Ketiga, ia hanya ingin tidur seharian ini, kenapa harus ada yang mengganggunya?
Awalnya Hanif tidak peduli dan membiarkan sahabat kesayangannya di ruang tengah menikmati tontonan yang menurutnya menarik. Padahal ia sendiri tahu jika pengganggu itu tidak menyukai anime yang menurutnya adalah tontonan konyol yang membodohi penikmatnya karena semua hanya ilusi. Tidak pernah ada karakter nyatanya di dunia ini. Entahlah, dia selalu berasumsi secara spontan, ia tak begitu mempedulikan pemikirannya. Sementara, dirinya akan melanjutkan merebahkan tubuh yang terasa lelah di sofa panjang di samping kanan di mana Deandra mengambil posisi nyamannya.
Mencoba memejamkan mata tidak peduli dengan apa yang akan Deandra lakukan. Namun semua sia-sia ketika setiap matanya mengintip dari celah ujung mata selalu mendapati raut muka sahabatnya dipenuhi aura hitam. Anggaplah ia berasumsi, karena memang ia tidak punya kemampuan untuk melihat aura seseorang. Hanya menerka saja.
Ah, sial. Hanif harus menyerah mengabaikan Deandra. Sangat sulit baginya mengacuhkan gadis itu jika sudah begini. Ia merubah posisi rebahannya menjadi duduk namun tak berpindah sofa.
“Anyways, apa yang bikin lo kacau gini?” Hanif mulai bersuara sambil bersedekap.
Deandra mendesah pelan alih-alih menjawab pertanyaan Hanif.
“Lo dateng ke sini, ganggu waktu istirahat gue, bawa muka yang belum disetrika, cuma buat....” Hanif menirukan apa yang dilakukan Deandra baru saja. “Lo sehat?” cibirnya.
“Rese’, lo.” Deandra melempar bantal kecil yang dicomotnya dari atas sofa kepada Hanif. Namun laki-laki itu dengan gesitnya bisa menangkis serangan Deandra yang tiba-tiba.
“Nggak tau apa kalo gue lagi sedih,” katanya lagi dengan menundukkan kepala.
“Sedih lo nggak bakal jauh-jauh, palingan cowok lagi, iya kan?” kelakar Hanif sembari meraih remote dari atas meja, lalu mengarahkan pada televisi untuk mencari acara yang menurutnya menarik.
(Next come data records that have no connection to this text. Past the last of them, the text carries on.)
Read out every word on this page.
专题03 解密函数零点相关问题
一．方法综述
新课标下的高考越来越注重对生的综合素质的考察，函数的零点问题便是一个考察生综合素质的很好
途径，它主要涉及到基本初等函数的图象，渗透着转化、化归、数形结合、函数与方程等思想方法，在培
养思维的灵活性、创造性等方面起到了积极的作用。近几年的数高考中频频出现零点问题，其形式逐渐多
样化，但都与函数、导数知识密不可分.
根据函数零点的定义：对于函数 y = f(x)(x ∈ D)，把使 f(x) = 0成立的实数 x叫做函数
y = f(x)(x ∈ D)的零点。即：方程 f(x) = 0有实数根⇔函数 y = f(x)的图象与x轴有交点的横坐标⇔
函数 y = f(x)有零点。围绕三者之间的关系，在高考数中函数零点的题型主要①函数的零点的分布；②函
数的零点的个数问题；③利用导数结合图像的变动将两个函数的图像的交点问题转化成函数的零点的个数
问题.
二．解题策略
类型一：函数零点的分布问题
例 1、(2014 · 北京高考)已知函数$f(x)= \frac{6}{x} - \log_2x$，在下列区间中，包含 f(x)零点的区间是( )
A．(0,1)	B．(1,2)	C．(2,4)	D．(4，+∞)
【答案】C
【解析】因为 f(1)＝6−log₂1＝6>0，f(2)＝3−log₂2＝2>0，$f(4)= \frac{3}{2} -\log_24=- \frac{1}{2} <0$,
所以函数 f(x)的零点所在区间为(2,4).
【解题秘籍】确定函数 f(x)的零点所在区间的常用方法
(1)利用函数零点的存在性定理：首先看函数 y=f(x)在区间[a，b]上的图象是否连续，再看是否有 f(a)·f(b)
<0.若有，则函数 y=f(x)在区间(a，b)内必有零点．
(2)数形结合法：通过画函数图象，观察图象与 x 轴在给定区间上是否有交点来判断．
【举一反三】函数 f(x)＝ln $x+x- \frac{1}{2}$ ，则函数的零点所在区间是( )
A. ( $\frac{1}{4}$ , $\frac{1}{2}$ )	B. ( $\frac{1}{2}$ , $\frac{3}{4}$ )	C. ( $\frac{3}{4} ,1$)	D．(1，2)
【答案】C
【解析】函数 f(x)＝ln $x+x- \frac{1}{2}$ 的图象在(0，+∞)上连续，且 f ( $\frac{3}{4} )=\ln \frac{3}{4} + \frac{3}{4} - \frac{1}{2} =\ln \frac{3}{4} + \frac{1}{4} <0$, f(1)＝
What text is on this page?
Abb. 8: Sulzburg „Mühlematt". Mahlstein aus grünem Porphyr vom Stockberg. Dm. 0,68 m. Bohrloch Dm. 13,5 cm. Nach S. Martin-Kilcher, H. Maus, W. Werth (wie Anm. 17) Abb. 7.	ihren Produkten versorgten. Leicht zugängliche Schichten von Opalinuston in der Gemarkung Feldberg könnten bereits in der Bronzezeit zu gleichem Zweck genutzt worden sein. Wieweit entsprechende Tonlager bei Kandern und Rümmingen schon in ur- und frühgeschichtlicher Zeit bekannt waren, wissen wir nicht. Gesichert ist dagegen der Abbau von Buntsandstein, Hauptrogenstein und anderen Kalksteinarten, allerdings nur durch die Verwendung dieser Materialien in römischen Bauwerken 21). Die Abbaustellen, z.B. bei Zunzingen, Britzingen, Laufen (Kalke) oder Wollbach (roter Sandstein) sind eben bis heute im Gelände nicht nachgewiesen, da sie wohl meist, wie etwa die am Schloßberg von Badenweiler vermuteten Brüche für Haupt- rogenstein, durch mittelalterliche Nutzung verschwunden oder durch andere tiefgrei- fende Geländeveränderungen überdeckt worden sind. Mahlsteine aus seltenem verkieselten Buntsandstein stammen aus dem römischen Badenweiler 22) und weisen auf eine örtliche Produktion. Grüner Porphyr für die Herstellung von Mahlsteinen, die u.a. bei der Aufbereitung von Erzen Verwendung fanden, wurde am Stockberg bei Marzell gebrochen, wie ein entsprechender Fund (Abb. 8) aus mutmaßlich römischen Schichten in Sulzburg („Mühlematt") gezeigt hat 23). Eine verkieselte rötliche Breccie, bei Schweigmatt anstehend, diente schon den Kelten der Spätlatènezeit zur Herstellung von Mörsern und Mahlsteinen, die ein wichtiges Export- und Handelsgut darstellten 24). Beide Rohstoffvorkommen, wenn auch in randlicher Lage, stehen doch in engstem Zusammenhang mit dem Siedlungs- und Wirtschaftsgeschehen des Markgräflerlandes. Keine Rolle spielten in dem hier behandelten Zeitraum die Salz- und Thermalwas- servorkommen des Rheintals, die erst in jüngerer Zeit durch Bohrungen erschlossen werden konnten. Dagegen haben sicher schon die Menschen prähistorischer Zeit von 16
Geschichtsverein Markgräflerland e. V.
“Kalo lo tau, ngapain nanya lagi?” omel Deandra.
“Pengen mastiin aja,” balas Hanif santai dengan mengunyah kacang yang diambilnya dari tangan Deandra tanpa permisi.
“Nif,” panggil Deandra lirih. Hanif hanya menyahutinya dengan sebuah gemingan tanpa menoleh.
“Gue, gue ketemu Bian,” aku Deandra. Sepersekian detik Hanif menghentikan giginya yang sibuk menghancurkan kacang di mulut untuk mencerna pengakuan sahabatnya.
“Terus masalahnya apa? dia ngajak balikan? Terus lo terima? Kalo beneran terjadi, lo sahabat gue yang paling bego,” cerca Hanif memandang Deandra kesal.
KAMU SEDANG MEMBACA
Aku Hanya Ingin (Tamat)
General Fiction"Dan itu jadi alasan supaya dia bisa mainin perasaan lo seenaknya?" Hanif sangat geram karenanya. "Cuma itu yang bisa gue lakuin supaya gue bisa terus bareng sama Bian. Gue nggak bisa ngelepasin dia, kehilangan dia gitu aja. Gue nggak mau. Perasaan...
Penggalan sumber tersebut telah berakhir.